Miktar (Azlık-Çokluk) Zarfları

Miktar (Azlık-Çokluk) Zarfları

Miktar (Azlık-Çokluk) Zarfları: Fiillerin,  fiilimsilerin, sıfatların ya da başka zarfların anlamlarını ölçü yönünden  tamamlayan, artıran, azaltan zarflardır. “en, daha, pek, çok, az,  biraz, kadar, denli, gibi, fazla…”

Özellikleri  ve Örnekler:

Fiile veya sıfata sorulan “ne  kadar?” sorusunun cevabıdır.

Kendilerinden önceki ya da sonraki kelimeyle birlikte söze eşitlik,  üstünlük, en üstünlük, aşırılık, karşılaştırma anlamları katar.
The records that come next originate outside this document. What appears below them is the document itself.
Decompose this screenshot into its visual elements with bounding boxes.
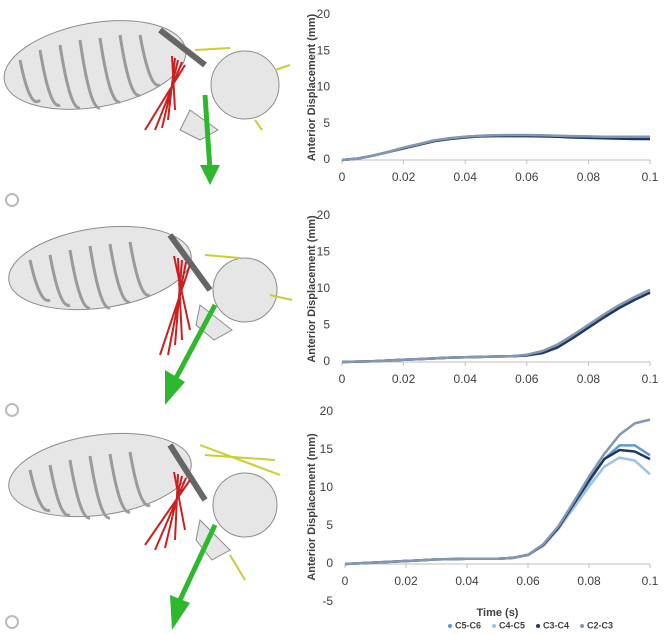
x-tick-label: 0.06 <box>516 574 540 588</box>
x-tick-label: 0.06 <box>515 372 539 386</box>
x-tick-label: 0.08 <box>577 170 601 184</box>
x-tick-label: 0.08 <box>577 372 601 386</box>
x-tick-label: 0.04 <box>454 372 478 386</box>
legend-label: C3-C4 <box>543 620 569 630</box>
x-tick-label: 0.02 <box>392 170 416 184</box>
skeleton-image <box>5 225 293 417</box>
series-line <box>344 456 651 566</box>
y-tick-label: 15 <box>317 245 331 259</box>
legend-label: C5-C6 <box>455 620 481 630</box>
series-line <box>344 418 651 566</box>
y-tick-label: 0 <box>323 354 330 368</box>
x-tick-label: 0.08 <box>577 574 601 588</box>
y-tick-label: 15 <box>317 43 331 57</box>
y-tick-label: 0 <box>323 152 330 166</box>
legend-marker <box>448 624 452 628</box>
y-tick-label: 5 <box>323 116 330 130</box>
x-tick-label: 0 <box>339 170 346 184</box>
skeleton-panels <box>3 20 293 630</box>
series-line <box>341 134 650 162</box>
legend-marker <box>536 624 541 628</box>
x-tick-label: 0 <box>339 372 346 386</box>
x-tick-label: 0.1 <box>642 372 659 386</box>
x-tick-label: 0.1 <box>642 574 659 588</box>
y-tick-label: 15 <box>320 442 334 456</box>
y-tick-label: 10 <box>317 80 331 94</box>
y-tick-label: 10 <box>317 281 331 295</box>
legend-marker <box>492 624 497 628</box>
x-tick-label: 0.04 <box>454 170 478 184</box>
y-tick-label: 20 <box>320 404 334 418</box>
x-tick-label: 0.02 <box>392 372 416 386</box>
y-axis-title: Anterior Displacement (mm) <box>306 433 318 581</box>
legend-marker <box>580 624 585 628</box>
legend-label: C4-C5 <box>499 620 525 630</box>
y-axis-title: Anterior Displacement (mm) <box>306 14 318 162</box>
y-tick-label: 20 <box>317 208 331 222</box>
y-tick-label: 0 <box>326 556 333 570</box>
x-tick-label: 0 <box>342 574 349 588</box>
y-tick-label: 10 <box>320 480 334 494</box>
y-tick-label: 20 <box>317 7 331 21</box>
series-line <box>341 289 651 364</box>
y-tick-label: 5 <box>323 318 330 332</box>
series-line <box>341 133 650 162</box>
series-line <box>341 288 651 364</box>
skeleton-image <box>3 20 291 207</box>
charts: 0 5 10 15 20 0 0.02 0.04 0.06 0.08 0.1 Anterior Dis… <box>306 7 659 630</box>
x-tick-label: 0.04 <box>455 574 479 588</box>
x-tick-label: 0.02 <box>394 574 418 588</box>
series-line <box>341 290 651 364</box>
y-tick-label: 5 <box>326 518 333 532</box>
skeleton-image <box>5 432 281 630</box>
series-line <box>341 291 651 364</box>
x-axis-title: Time (s) <box>477 607 519 619</box>
x-tick-label: 0.1 <box>642 170 659 184</box>
x-tick-label: 0.06 <box>515 170 539 184</box>
series-line <box>344 444 651 566</box>
y-tick-label: -5 <box>322 594 333 608</box>
legend-label: C2-C3 <box>587 620 613 630</box>
y-axis-title: Anterior Displacement (mm) <box>306 215 318 363</box>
  • Benim  kadar çalışırsan başarılı olursun. (eşitlik)
  • O  da babası gibi yürüyor. (eşitlik, benzerlik)
  • Cennet  kadar güzeldi vatanımız. (eşitlik, benzerlik)
  • Bu  kadar çok  çalışmak niye. (eşitlik)
  • Beş  dakika kadar dinlenelim. (eşitlik, yaklaşıklık)
  •  Yemeği biraz fazlaca yemişim. (biraz: eşitlik; fazlaca: aşırılık)
  • Ayakkabısı azıcık dar geliyormuş. (eşitlik, aza yakın)
  • Düne  göre azıcık iyileşmiş. (eşitlik, aza yakın)

“en” kelimesi aşırılık, en  üstünlük anlamı verir:

  • En yakın arkadaşı benim. (en üstünlük; sıfattan önce)
  • En çok çalışan canlı  karıncadır. (en üstünlük, zarftan önce)
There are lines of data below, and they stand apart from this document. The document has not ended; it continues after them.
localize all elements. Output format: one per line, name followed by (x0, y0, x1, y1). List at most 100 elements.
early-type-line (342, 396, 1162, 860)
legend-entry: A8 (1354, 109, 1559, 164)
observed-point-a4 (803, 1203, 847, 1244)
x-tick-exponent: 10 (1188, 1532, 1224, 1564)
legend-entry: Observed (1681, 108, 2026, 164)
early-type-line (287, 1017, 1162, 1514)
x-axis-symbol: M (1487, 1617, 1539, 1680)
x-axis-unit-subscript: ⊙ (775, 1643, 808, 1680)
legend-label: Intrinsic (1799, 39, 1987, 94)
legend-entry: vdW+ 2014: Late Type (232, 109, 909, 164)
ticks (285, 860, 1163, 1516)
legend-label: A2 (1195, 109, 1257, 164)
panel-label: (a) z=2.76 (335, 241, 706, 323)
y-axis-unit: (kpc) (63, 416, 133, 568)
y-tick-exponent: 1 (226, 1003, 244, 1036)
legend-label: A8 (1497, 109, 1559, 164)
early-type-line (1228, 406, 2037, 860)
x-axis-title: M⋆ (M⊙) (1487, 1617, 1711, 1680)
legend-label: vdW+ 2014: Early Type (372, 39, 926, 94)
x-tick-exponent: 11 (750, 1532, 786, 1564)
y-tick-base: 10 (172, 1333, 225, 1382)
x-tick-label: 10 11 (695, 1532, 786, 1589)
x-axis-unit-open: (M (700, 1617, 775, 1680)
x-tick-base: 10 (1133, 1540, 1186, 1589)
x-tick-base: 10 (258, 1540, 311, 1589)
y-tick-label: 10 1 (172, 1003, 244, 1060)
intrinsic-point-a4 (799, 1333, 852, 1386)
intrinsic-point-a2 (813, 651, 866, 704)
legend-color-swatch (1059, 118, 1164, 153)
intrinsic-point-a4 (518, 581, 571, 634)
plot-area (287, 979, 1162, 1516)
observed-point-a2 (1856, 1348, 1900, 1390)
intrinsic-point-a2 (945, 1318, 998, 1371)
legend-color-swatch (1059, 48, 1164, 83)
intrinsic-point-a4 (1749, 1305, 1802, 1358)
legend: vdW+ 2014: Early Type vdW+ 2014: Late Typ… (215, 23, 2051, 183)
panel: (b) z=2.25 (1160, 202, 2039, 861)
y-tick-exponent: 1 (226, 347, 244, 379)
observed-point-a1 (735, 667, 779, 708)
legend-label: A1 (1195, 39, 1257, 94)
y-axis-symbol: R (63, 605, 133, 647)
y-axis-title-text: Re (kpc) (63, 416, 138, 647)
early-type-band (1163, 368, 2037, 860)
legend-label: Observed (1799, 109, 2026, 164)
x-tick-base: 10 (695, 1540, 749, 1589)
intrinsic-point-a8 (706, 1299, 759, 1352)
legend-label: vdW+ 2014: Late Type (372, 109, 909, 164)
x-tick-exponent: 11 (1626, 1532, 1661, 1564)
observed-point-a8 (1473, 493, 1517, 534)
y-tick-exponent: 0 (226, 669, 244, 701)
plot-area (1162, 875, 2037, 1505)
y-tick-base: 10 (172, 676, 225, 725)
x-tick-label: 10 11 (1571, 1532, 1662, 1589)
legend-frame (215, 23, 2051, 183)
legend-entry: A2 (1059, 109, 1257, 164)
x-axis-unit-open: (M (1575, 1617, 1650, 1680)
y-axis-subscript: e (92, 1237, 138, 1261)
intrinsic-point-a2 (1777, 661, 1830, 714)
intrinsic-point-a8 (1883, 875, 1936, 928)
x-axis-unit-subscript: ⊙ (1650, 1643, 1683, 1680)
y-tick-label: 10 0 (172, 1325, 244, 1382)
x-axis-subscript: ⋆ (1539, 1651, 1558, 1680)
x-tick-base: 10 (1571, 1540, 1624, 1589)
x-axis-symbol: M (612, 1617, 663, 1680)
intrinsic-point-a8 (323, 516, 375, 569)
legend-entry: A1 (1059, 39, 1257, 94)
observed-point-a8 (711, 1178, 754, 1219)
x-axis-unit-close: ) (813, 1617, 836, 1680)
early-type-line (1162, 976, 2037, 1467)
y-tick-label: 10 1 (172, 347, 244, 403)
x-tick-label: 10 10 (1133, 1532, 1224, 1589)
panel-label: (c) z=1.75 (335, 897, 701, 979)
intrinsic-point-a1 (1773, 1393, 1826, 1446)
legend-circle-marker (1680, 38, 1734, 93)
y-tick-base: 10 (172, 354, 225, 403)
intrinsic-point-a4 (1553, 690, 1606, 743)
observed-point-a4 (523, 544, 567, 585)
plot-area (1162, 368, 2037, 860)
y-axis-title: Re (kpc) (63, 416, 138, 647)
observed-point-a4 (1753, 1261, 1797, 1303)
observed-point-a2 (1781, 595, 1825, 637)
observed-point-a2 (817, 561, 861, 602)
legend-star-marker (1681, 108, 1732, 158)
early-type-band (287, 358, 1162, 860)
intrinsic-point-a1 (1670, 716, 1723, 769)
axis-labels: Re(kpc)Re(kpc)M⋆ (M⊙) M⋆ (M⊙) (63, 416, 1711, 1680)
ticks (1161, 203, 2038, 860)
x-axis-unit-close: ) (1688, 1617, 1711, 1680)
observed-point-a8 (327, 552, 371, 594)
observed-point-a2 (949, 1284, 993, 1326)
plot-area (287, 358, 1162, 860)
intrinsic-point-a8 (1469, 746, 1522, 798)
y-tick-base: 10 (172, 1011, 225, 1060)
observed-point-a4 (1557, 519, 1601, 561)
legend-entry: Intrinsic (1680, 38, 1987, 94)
“daha” kelimesi  karşılaştırma, üstünlük anlamları katar.

  • O senden daha çabuk bitirdi. (üstünlük;  zarftan önce)
  • Daha güzel bir araba aldı.  (üstünlük; sıfattan önce)

Not: “daha” kelimesi zaman ve  “başka” anlamı da katabilir. “bir” kelimesiyle birlikte yineleme zarfı olur:

  • Songül daha telefon etmedi. (zaman zarfı, henüz anlamında)
  • Buralara bir daha gelebilir miyiz? (yineleme zarfı,”başka” anlamında)
  • Hepsini  aldınız, daha ne istiyorsunuz? (yineleme zarfı,”başka” anlamında)
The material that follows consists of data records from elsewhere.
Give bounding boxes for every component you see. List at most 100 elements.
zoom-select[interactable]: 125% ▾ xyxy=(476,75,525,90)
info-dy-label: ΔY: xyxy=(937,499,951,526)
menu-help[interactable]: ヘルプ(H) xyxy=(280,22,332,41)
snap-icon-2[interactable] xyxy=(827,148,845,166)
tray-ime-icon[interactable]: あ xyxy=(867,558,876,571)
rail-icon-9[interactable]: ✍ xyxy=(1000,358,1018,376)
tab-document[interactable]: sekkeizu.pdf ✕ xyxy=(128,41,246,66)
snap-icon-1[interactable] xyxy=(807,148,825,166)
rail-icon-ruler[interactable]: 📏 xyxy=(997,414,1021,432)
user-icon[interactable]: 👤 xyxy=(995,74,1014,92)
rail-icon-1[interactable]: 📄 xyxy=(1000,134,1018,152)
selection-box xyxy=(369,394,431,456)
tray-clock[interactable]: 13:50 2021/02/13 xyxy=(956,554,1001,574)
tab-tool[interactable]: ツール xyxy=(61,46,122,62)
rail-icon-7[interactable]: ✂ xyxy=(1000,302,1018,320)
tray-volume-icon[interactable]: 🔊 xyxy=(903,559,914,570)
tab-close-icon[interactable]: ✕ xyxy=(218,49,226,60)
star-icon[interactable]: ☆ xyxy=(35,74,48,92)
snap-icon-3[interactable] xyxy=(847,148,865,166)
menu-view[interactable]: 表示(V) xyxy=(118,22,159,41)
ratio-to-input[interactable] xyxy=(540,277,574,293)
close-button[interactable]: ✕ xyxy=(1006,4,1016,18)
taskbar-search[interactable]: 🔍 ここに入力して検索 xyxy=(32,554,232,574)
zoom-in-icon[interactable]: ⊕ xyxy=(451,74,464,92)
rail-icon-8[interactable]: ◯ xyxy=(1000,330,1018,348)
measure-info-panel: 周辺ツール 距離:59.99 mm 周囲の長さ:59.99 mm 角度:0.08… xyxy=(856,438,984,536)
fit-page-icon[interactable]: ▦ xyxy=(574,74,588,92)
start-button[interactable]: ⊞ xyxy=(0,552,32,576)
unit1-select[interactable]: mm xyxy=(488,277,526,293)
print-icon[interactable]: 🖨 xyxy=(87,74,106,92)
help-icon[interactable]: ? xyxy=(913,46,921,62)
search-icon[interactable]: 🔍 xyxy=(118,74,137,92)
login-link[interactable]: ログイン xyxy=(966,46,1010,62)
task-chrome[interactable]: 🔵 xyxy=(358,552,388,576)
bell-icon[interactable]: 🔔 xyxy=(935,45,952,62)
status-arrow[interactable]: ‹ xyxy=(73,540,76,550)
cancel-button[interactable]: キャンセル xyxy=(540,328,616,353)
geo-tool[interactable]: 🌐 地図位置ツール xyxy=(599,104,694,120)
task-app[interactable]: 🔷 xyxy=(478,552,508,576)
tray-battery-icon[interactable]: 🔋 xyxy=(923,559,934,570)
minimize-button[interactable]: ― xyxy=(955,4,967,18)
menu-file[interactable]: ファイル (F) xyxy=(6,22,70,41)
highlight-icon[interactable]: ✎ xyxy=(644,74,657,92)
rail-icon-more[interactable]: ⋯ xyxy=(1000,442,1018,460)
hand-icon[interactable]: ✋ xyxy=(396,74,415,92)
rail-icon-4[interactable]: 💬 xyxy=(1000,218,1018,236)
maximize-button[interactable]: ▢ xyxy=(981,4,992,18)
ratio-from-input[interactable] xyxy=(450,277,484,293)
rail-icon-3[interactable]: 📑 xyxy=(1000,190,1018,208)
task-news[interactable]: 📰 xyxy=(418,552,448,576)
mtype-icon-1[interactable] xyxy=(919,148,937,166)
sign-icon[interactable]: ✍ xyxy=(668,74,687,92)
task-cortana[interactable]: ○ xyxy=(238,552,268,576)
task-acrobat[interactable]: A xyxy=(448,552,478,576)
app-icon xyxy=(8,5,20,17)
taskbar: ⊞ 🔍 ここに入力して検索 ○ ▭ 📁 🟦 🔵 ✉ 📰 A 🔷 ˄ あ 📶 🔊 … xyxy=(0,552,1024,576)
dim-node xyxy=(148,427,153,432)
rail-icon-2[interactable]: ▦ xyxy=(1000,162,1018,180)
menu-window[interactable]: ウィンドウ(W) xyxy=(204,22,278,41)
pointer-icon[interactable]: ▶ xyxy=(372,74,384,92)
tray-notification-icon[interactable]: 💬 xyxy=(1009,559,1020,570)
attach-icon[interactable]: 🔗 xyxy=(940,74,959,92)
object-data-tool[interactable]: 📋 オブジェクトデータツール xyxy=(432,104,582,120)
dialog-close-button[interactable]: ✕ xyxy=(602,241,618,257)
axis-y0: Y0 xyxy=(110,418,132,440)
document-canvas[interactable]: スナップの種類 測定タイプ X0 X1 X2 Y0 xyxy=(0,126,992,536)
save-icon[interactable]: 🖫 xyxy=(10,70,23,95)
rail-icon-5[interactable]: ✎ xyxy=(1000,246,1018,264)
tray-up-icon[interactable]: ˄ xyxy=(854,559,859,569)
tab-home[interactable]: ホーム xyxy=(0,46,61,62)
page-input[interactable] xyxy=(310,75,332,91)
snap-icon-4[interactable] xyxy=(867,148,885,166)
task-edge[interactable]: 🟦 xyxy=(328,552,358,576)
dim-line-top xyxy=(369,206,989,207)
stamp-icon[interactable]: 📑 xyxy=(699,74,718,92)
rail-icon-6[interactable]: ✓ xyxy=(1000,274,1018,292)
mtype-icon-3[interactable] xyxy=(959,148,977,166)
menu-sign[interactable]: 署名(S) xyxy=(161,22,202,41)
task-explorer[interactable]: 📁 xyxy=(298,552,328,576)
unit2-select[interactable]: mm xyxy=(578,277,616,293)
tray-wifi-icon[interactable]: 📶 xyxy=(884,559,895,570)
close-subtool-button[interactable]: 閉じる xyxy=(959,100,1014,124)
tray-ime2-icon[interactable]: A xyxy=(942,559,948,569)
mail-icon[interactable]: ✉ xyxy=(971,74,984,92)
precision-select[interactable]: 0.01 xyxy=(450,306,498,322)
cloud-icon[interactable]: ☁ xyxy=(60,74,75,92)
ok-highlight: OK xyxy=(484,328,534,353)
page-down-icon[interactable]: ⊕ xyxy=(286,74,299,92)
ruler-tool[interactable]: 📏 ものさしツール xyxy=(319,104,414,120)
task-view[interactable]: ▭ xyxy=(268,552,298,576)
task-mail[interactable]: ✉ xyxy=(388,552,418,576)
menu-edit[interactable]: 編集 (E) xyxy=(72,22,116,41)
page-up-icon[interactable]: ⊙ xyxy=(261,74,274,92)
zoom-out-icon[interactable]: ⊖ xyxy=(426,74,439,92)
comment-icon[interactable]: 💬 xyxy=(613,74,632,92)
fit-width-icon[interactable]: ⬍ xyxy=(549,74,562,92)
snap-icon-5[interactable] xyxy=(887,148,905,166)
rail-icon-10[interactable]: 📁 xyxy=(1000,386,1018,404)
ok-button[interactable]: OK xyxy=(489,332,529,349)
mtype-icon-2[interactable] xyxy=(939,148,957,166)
“çokça, çok, pek çok, çok az, gayet, fazla, fazlaca, epey” kelimeleri  aşırılık anlamı katar.

  • Bugünlerde çok az uyuyor.
  • Gayet çalışkan bir insandı.
  • Dergiyi  çıkarmak için epey çalıştık.
  • Adem pek akıllı bir çocuktur.
  • Fazla okuyor, gözleri bozulacak.

“eksik, seyrek, sık” kelimeleri işin ne kadar sıklıkla yapıldığını  belirtir:

  • Bugünlerde sık görüşüyoruz.
  • Parayı  iki milyon eksik vermiş.
  • Eskisi  gibi değil; seyrek uğruyor.

“aşağı yukarı, şöyle böyle” ikilemeleri “yaklaşık” anlamı katar.

  • Bursa’da aşağı yukarı bir ay kaldık
  • Ankara’ya  geleli şöyle böyle 9 yıl oldu.